Nevertheless, Inazu’s work contains two potentially fatal flaws—through no fault of his own, I might add. First, Inazu fails to see—or perhaps underestimates the fact—that dialogue and tolerant co-existence are functions of a balance of power between competing groups and/or a deeper sense of shared social identity that relativizes differences in the public square. In other words, pluralism depends in large part (as Inazu’s argument in Part Two indicates) upon the existence of a healthy culture of diversity-in-unity. How we can restore that culture once it is gone is not easy to see. And that points to the real problems we face: a notion of personhood and identity in freefall, and the breakdown of mediating structures under the weight of an aggressive government allied with big business and the law courts, educational institutions where open and respectful discussion are not valued, and a pop-culture industry that sells nothing but a Puritanical amoralism.

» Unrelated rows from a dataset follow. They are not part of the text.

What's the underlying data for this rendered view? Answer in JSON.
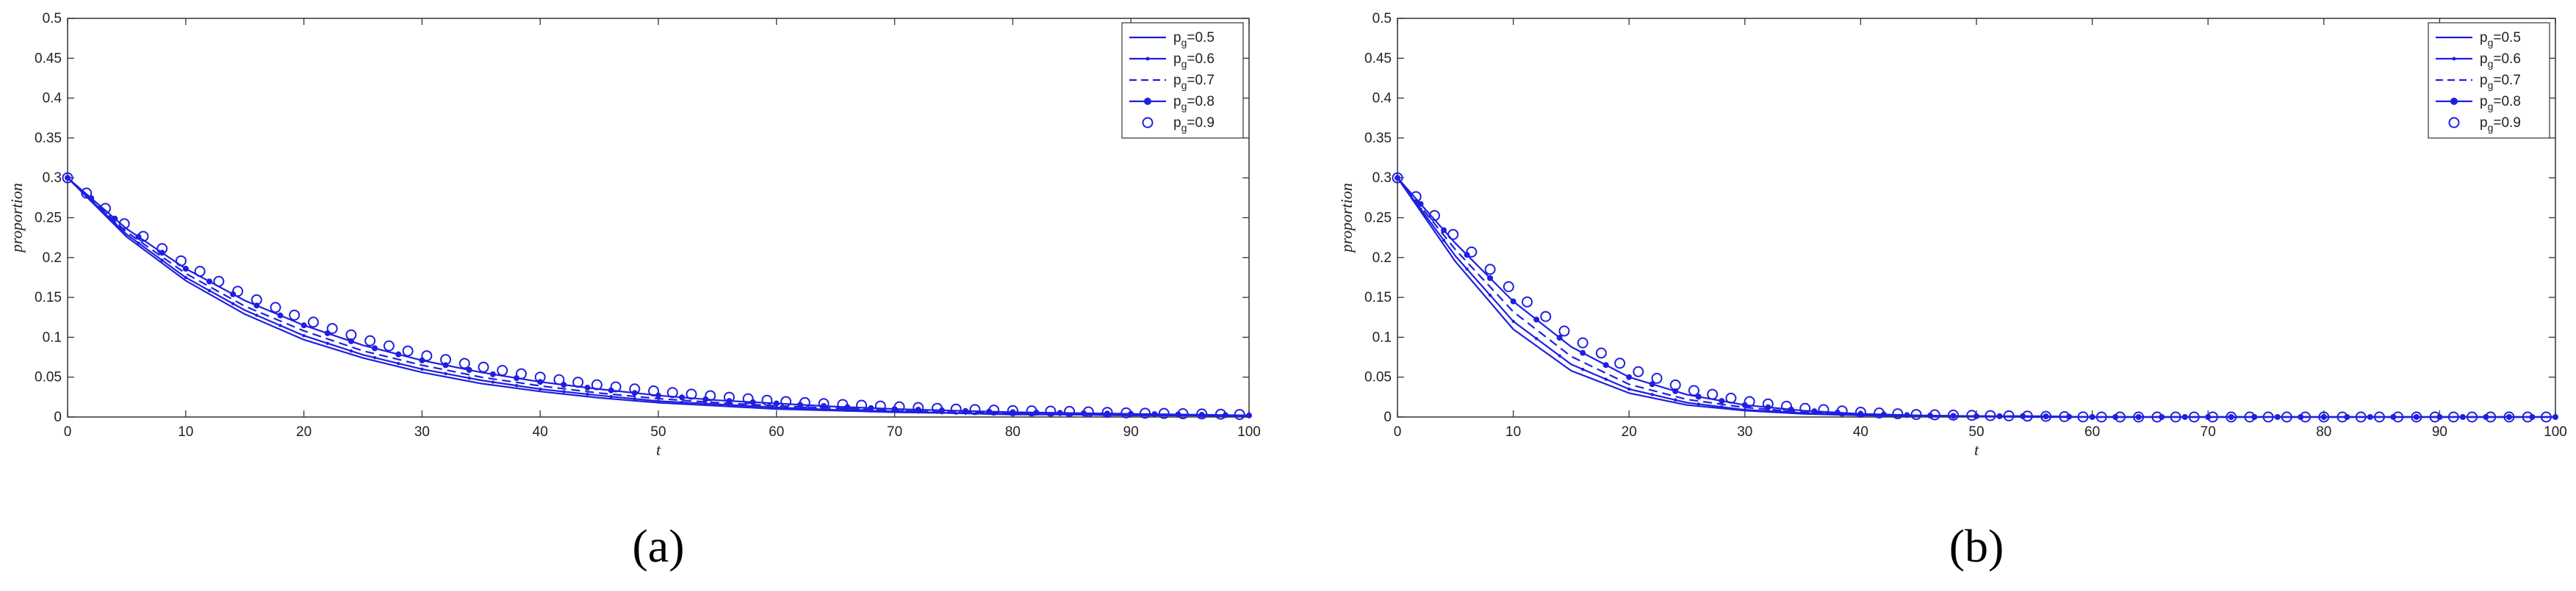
{
  "chart_data": [
    {
      "type": "line",
      "panel_label": "(a)",
      "xlabel": "t",
      "ylabel": "proportion",
      "xlim": [
        0,
        100
      ],
      "ylim": [
        0,
        0.5
      ],
      "xticks": [
        "0",
        "10",
        "20",
        "30",
        "40",
        "50",
        "60",
        "70",
        "80",
        "90",
        "100"
      ],
      "yticks": [
        "0",
        "0.05",
        "0.1",
        "0.15",
        "0.2",
        "0.25",
        "0.3",
        "0.35",
        "0.4",
        "0.45",
        "0.5"
      ],
      "grid": false,
      "legend_position": "top-right",
      "color": "#1f1fe0",
      "x": [
        0,
        5,
        10,
        15,
        20,
        25,
        30,
        35,
        40,
        45,
        50,
        55,
        60,
        65,
        70,
        75,
        80,
        85,
        90,
        95,
        100
      ],
      "series": [
        {
          "name": "p_g=0.5",
          "legend_base": "p",
          "legend_sub": "g",
          "legend_val": "=0.5",
          "style": "solid",
          "values": [
            0.3,
            0.226,
            0.171,
            0.129,
            0.097,
            0.074,
            0.056,
            0.042,
            0.032,
            0.024,
            0.018,
            0.014,
            0.01,
            0.008,
            0.006,
            0.005,
            0.003,
            0.003,
            0.002,
            0.002,
            0.001
          ]
        },
        {
          "name": "p_g=0.6",
          "legend_base": "p",
          "legend_sub": "g",
          "legend_val": "=0.6",
          "style": "point",
          "values": [
            0.3,
            0.229,
            0.175,
            0.134,
            0.102,
            0.078,
            0.06,
            0.046,
            0.035,
            0.027,
            0.02,
            0.016,
            0.012,
            0.009,
            0.007,
            0.005,
            0.004,
            0.003,
            0.002,
            0.002,
            0.001
          ]
        },
        {
          "name": "p_g=0.7",
          "legend_base": "p",
          "legend_sub": "g",
          "legend_val": "=0.7",
          "style": "dashed",
          "values": [
            0.3,
            0.232,
            0.18,
            0.139,
            0.108,
            0.083,
            0.065,
            0.05,
            0.039,
            0.03,
            0.023,
            0.018,
            0.014,
            0.011,
            0.008,
            0.006,
            0.005,
            0.004,
            0.003,
            0.002,
            0.002
          ]
        },
        {
          "name": "p_g=0.8",
          "legend_base": "p",
          "legend_sub": "g",
          "legend_val": "=0.8",
          "style": "star",
          "values": [
            0.3,
            0.236,
            0.186,
            0.146,
            0.115,
            0.09,
            0.071,
            0.056,
            0.044,
            0.035,
            0.027,
            0.021,
            0.017,
            0.013,
            0.01,
            0.008,
            0.006,
            0.005,
            0.004,
            0.003,
            0.002
          ]
        },
        {
          "name": "p_g=0.9",
          "legend_base": "p",
          "legend_sub": "g",
          "legend_val": "=0.9",
          "style": "circle",
          "values": [
            0.3,
            0.24,
            0.192,
            0.153,
            0.123,
            0.098,
            0.078,
            0.063,
            0.05,
            0.04,
            0.032,
            0.026,
            0.02,
            0.016,
            0.013,
            0.01,
            0.008,
            0.007,
            0.005,
            0.004,
            0.003
          ]
        }
      ]
    },
    {
      "type": "line",
      "panel_label": "(b)",
      "xlabel": "t",
      "ylabel": "proportion",
      "xlim": [
        0,
        100
      ],
      "ylim": [
        0,
        0.5
      ],
      "xticks": [
        "0",
        "10",
        "20",
        "30",
        "40",
        "50",
        "60",
        "70",
        "80",
        "90",
        "100"
      ],
      "yticks": [
        "0",
        "0.05",
        "0.1",
        "0.15",
        "0.2",
        "0.25",
        "0.3",
        "0.35",
        "0.4",
        "0.45",
        "0.5"
      ],
      "grid": false,
      "legend_position": "top-right",
      "color": "#1f1fe0",
      "x": [
        0,
        5,
        10,
        15,
        20,
        25,
        30,
        35,
        40,
        45,
        50,
        55,
        60,
        65,
        70,
        75,
        80,
        85,
        90,
        95,
        100
      ],
      "series": [
        {
          "name": "p_g=0.5",
          "legend_base": "p",
          "legend_sub": "g",
          "legend_val": "=0.5",
          "style": "solid",
          "values": [
            0.3,
            0.195,
            0.11,
            0.058,
            0.03,
            0.015,
            0.008,
            0.004,
            0.002,
            0.001,
            0.001,
            0.0,
            0.0,
            0.0,
            0.0,
            0.0,
            0.0,
            0.0,
            0.0,
            0.0,
            0.0
          ]
        },
        {
          "name": "p_g=0.6",
          "legend_base": "p",
          "legend_sub": "g",
          "legend_val": "=0.6",
          "style": "point",
          "values": [
            0.3,
            0.202,
            0.12,
            0.066,
            0.035,
            0.018,
            0.009,
            0.005,
            0.003,
            0.001,
            0.001,
            0.0,
            0.0,
            0.0,
            0.0,
            0.0,
            0.0,
            0.0,
            0.0,
            0.0,
            0.0
          ]
        },
        {
          "name": "p_g=0.7",
          "legend_base": "p",
          "legend_sub": "g",
          "legend_val": "=0.7",
          "style": "dashed",
          "values": [
            0.3,
            0.21,
            0.132,
            0.076,
            0.041,
            0.022,
            0.012,
            0.006,
            0.003,
            0.002,
            0.001,
            0.001,
            0.0,
            0.0,
            0.0,
            0.0,
            0.0,
            0.0,
            0.0,
            0.0,
            0.0
          ]
        },
        {
          "name": "p_g=0.8",
          "legend_base": "p",
          "legend_sub": "g",
          "legend_val": "=0.8",
          "style": "star",
          "values": [
            0.3,
            0.218,
            0.145,
            0.088,
            0.05,
            0.028,
            0.015,
            0.008,
            0.004,
            0.002,
            0.001,
            0.001,
            0.0,
            0.0,
            0.0,
            0.0,
            0.0,
            0.0,
            0.0,
            0.0,
            0.0
          ]
        },
        {
          "name": "p_g=0.9",
          "legend_base": "p",
          "legend_sub": "g",
          "legend_val": "=0.9",
          "style": "circle",
          "values": [
            0.3,
            0.226,
            0.158,
            0.101,
            0.061,
            0.035,
            0.02,
            0.011,
            0.006,
            0.003,
            0.002,
            0.001,
            0.0,
            0.0,
            0.0,
            0.0,
            0.0,
            0.0,
            0.0,
            0.0,
            0.0
          ]
        }
      ]
    }
  ]
}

Thus, Inazu provides no large-scale answer to the question of how we can reinvigorate a healthy pluralism when those with their hands on the levers of power—political, economic, educational, and cultural—have nothing to gain from such. Contemporary society’s moral imagination—I dignify it with that adjective, and that noun, merely for the sake of argument—is dominated by the solipsistic psychological hang-ups of the fist-shaking few generalized into a sort of twisted Kantian imperative to be imposed without exception upon all. How long will it be, I wonder, before the Attorney General decides that men who identify as dogs are indeed dogs and thus have the constitutional right to urinate in public up every available lamppost in your neighborhood?

The second flaw is that Inazu’s argument makes sense. Yes, the vision of society he presents actually makes sense—it really does—which is a major drawback today, dooming the book to immediate irrelevance. People simply do not operate in the public square in terms of sense any more, for that would require a kind of minimal objective unity of social purpose. The self-fulfilling nature of the notion that the world is a psycho-linguistic construct is now so deeply embedded in our social institutions that any such unity of larger purpose has become a chimera. Indeed, it is now hate-speech even to deny the cretinous notion that the world is merely a psycho-linguistic construct, as all the transgender nonsense (and I use the word in its strictest sense) indicates. Perfectly reasonable arguments that assume at root a common human nature and a minimal consensus on human flourishing have little purchase.

Nonetheless, Inazu’s book should be read by all who desire a more civil, thoughtful society than the one in which we find ourselves. If nothing else, it sets forth a vision of what we might be if the world were not so intent upon unchaining the earth from the sun. How we get there is not clear, however, and I for one think the situation is much bleaker than Inazu acknowledges. But optimism is perhaps one of the more forgivable sins.

Carl R. Trueman is Paul Woolley Professor of Church History at Westminster Theological Seminary.